The counter-insurgent function of this NGO left is not a historical abstraction; it is the daily reality of the movement for Palestine. As detailed by the Black Alliance for Peace, the campaign to criminalize and isolate the Palestine movement has been privatized, with "professors, NGOs, and anonymous social media accounts" operating as "the new informant files". The liberal left does not merely stand by while the state attacks militants; it actively participates and logs the leftists they are close to. When revisionist and reformist leftists show up to marches and point agitators out to the police, aggressively, they are not bystanders they are performing the classic role of the "liberal or revisionist snitch," accelerating the "full spectrum campaign" that the state runs to neutralize its enemies.
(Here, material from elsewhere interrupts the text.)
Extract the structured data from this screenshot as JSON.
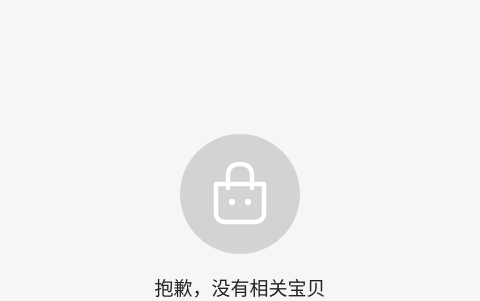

We must also reject the moralistic victimhood that often accompanies leftist critique. It is not that the individuals in these NGOs are "traitors" in the sense of a personal, moral failing. Many are well meaning and sincere. The point is that their function is objectively counter-revolutionary, and the system ensures they perform this function regardless of their conscience. The liberal leftist who points out an "agitator" to the police believes they are "protecting the movement." They are not. They are doing the work of the state. The DSA member who spends months on a city council campaign believes they are "building power." They are not. They are building a career inside the cage they should be aiming to destroy.
If the entire NGO complex were to collapse tomorrow, and the "sea of leftists" who currently paddle in its wake were to abandon their reformist projects and join the actual, self reliant vanguard, things would indeed look much more ferocious. But they will not. They cannot. They are structurally bound to the apparatus that contains them. The task for the serious revolutionary, therefore, is not to moralize or to try to "win over" these organizations, but to treat them as what they are, the enemy within. They are a barrier that must be bypassed, not a coalition to be courted. The distributed vanguard does not wait for the NGO complex to reform itself; it organizes around it, through it, and in spite of it, until the day the apparatus of containment is rendered as obsolete as the bourgeois state that funds it.